A rough guide to blanching times:

  • Beans (French and runner) — 2–3 minutes, sliced or whole.
  • Broad beans — 2–3 minutes, podded.
  • Peas — 1 minute, podded.
  • Broccoli (calabrese) — 3 minutes, in florets.
  • Sweetcorn — 4 minutes on the cob.

Cool, drain and pat dry, then open-freeze on a tray before bagging so the pieces stay loose rather than welding into a block. A summer glut of beans, broad beans and peas handled this way will see you through to spring.

A few things freeze without blanching: chopped courgettes (or grated, for soups and cakes), soft fruit such as raspberries and blackberries open-frozen on a tray, and cooked dishes like ratatouille or tomato sauce. Tomatoes themselves freeze whole, skins on, for later cooking — the skins slip off under a warm tap. It is a tidy way to use a late-season glut from the tomatoes guide.

Label everything

Frozen veg all looks alike by January. Write the crop and the month on every bag — and use the oldest first. Most blanched vegetables are at their best within about a year.

Drying and stringing

Drying concentrates flavour and needs no freezer space. In a UK climate you'll usually want a little gentle heat rather than relying on sun.

Beans for drying — borlotti and other haricot types — are left on the plant until the pods are papery and the beans rattle inside, then shelled and dried fully indoors before storing in jars. They rehydrate into soups and stews all winter.

Chillies dry well threaded on a string and hung somewhere warm and airy, or split and dried in a very low oven. Once brittle they keep for a year or more in a jar.

Onions and garlic can be plaited or strung once cured, which both stores them and looks the part hanging in a cool kitchen — just keep them out of direct steam and damp.

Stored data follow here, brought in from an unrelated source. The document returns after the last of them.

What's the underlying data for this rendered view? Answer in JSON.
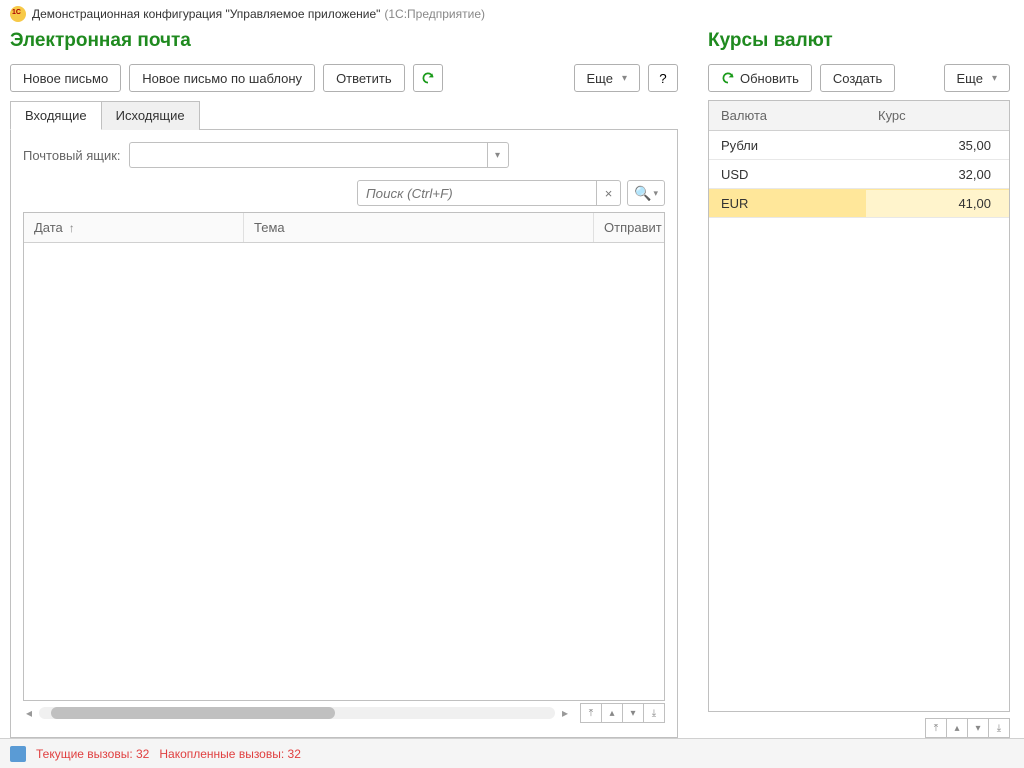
{
  "titlebar": {
    "main": "Демонстрационная конфигурация \"Управляемое приложение\"",
    "app": "(1С:Предприятие)"
  },
  "email": {
    "title": "Электронная почта",
    "buttons": {
      "new": "Новое письмо",
      "new_template": "Новое письмо по шаблону",
      "reply": "Ответить",
      "more": "Еще",
      "help": "?"
    },
    "tabs": [
      {
        "label": "Входящие",
        "active": true
      },
      {
        "label": "Исходящие",
        "active": false
      }
    ],
    "mailbox_label": "Почтовый ящик:",
    "mailbox_value": "",
    "search_placeholder": "Поиск (Ctrl+F)",
    "columns": {
      "date": "Дата",
      "subject": "Тема",
      "sender": "Отправит"
    }
  },
  "currency": {
    "title": "Курсы валют",
    "buttons": {
      "refresh": "Обновить",
      "create": "Создать",
      "more": "Еще"
    },
    "columns": {
      "currency": "Валюта",
      "rate": "Курс"
    },
    "rows": [
      {
        "name": "Рубли",
        "rate": "35,00",
        "selected": false
      },
      {
        "name": "USD",
        "rate": "32,00",
        "selected": false
      },
      {
        "name": "EUR",
        "rate": "41,00",
        "selected": true
      }
    ]
  },
  "status": {
    "current": "Текущие вызовы: 32",
    "accum": "Накопленные вызовы: 32"
  }
}
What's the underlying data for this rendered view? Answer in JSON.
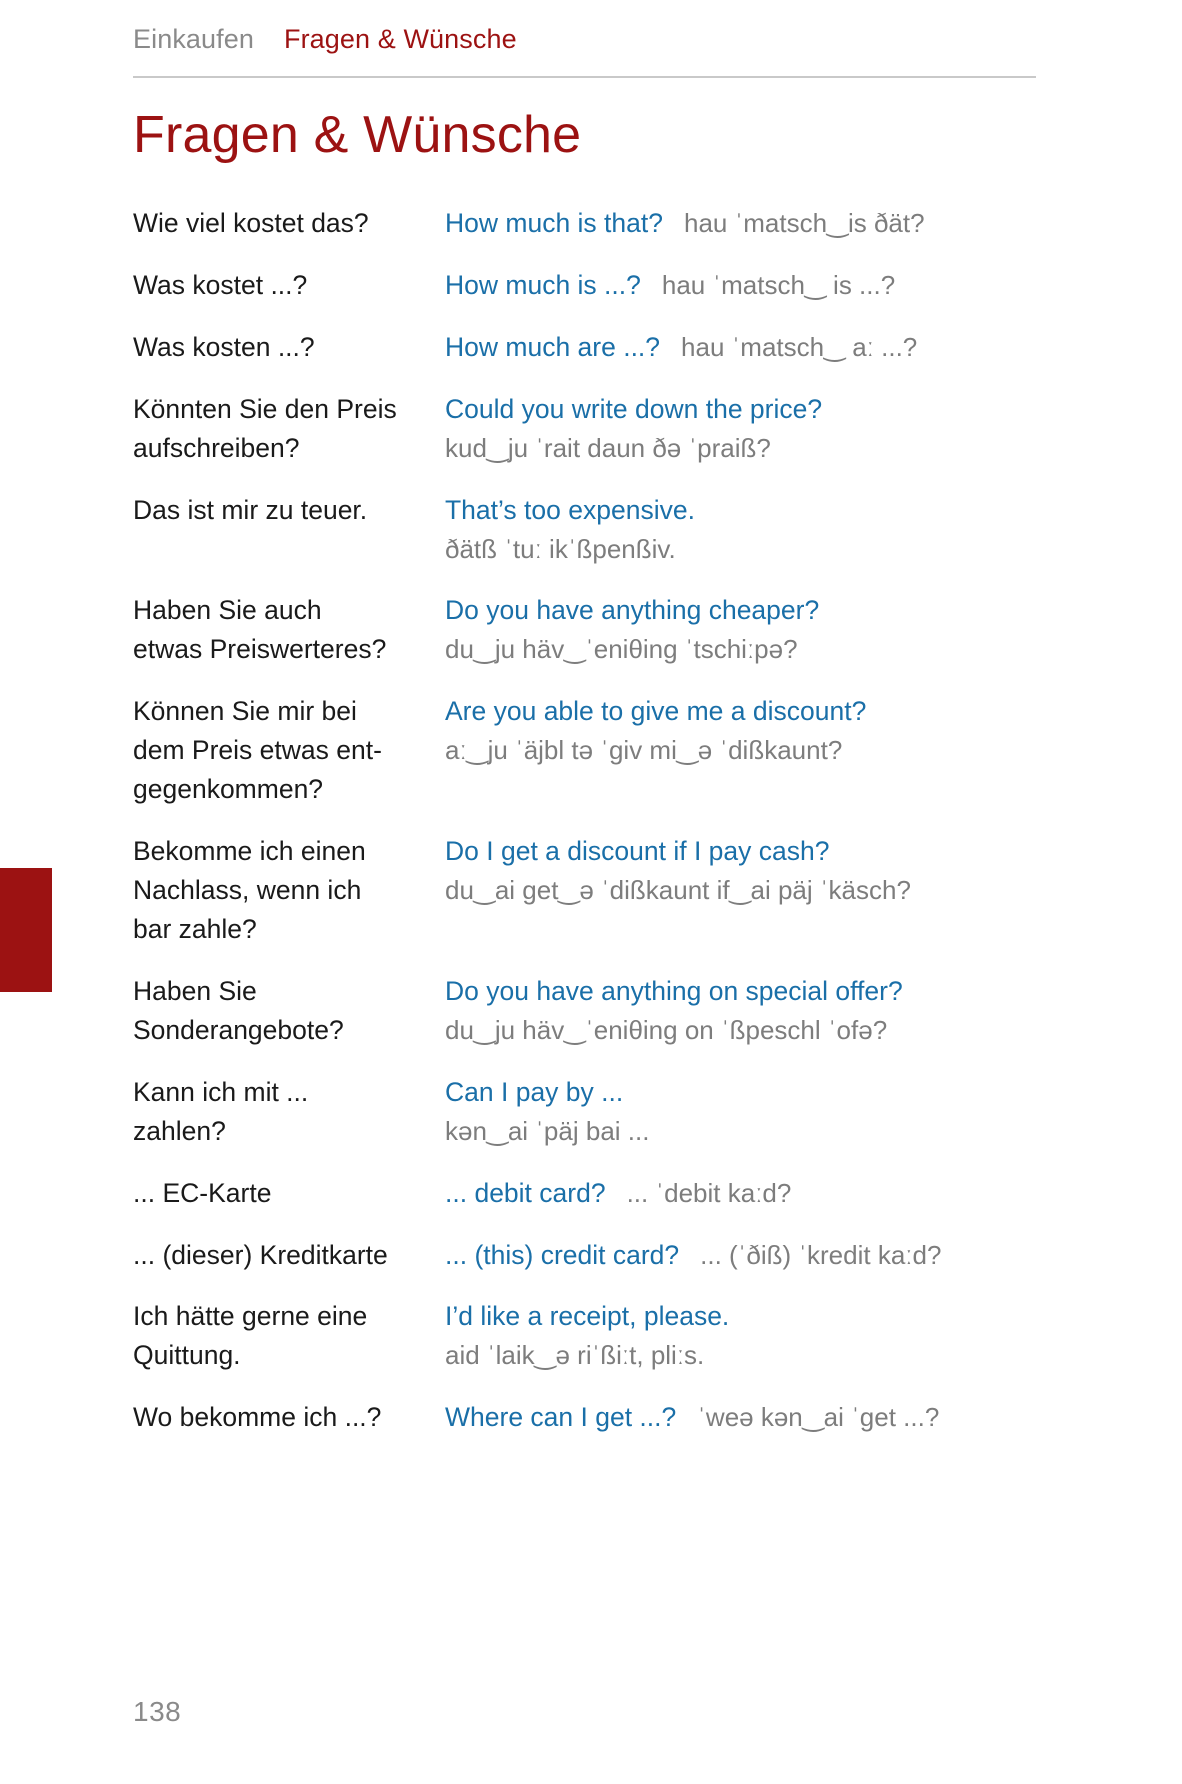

Herbs dry quickly in small bunches hung in a warm, airy spot, then crumbled into jars. A windowsill's worth dried in autumn keeps a kitchen in flavour through the dark months.

If you are leaning into a self-sufficient larder, pair this with growing to save money, which shows which crops give the best return on a small plot.

A note on what does not store

Be honest with yourself: some crops are simply meant to be eaten fresh, and no amount of effort changes that.

Salad leaves, lettuce, spinach, fresh peas eaten raw, asparagus, sweetcorn at its sugary best, and most soft summer fruit lose their magic within days. The answer isn't storage — it's successional sowing, sowing little and often so you have a steady trickle rather than one overwhelming glut. A row of lettuce sown every two to three weeks beats a freezer full of something that was never meant to be frozen.

For everything else, match the crop to its method — ground, dry store, damp sand, freezer or jar — and a single growing season will keep feeding you for months. When you are ready to plan next year's plot around what you can store, head back to the grow-your-own year plan.

Frequently asked questions

How do you store vegetables over winter?
Different crops need different methods: cure onions, garlic and squash in the dry; store carrots and beetroot in boxes of damp sand; leave hardy crops in the ground; and freeze or dry the rest.
What vegetables store the longest?
Onions, garlic, winter squash, and maincrop potatoes store for months in the right conditions, as do carrots and beetroot in damp sand.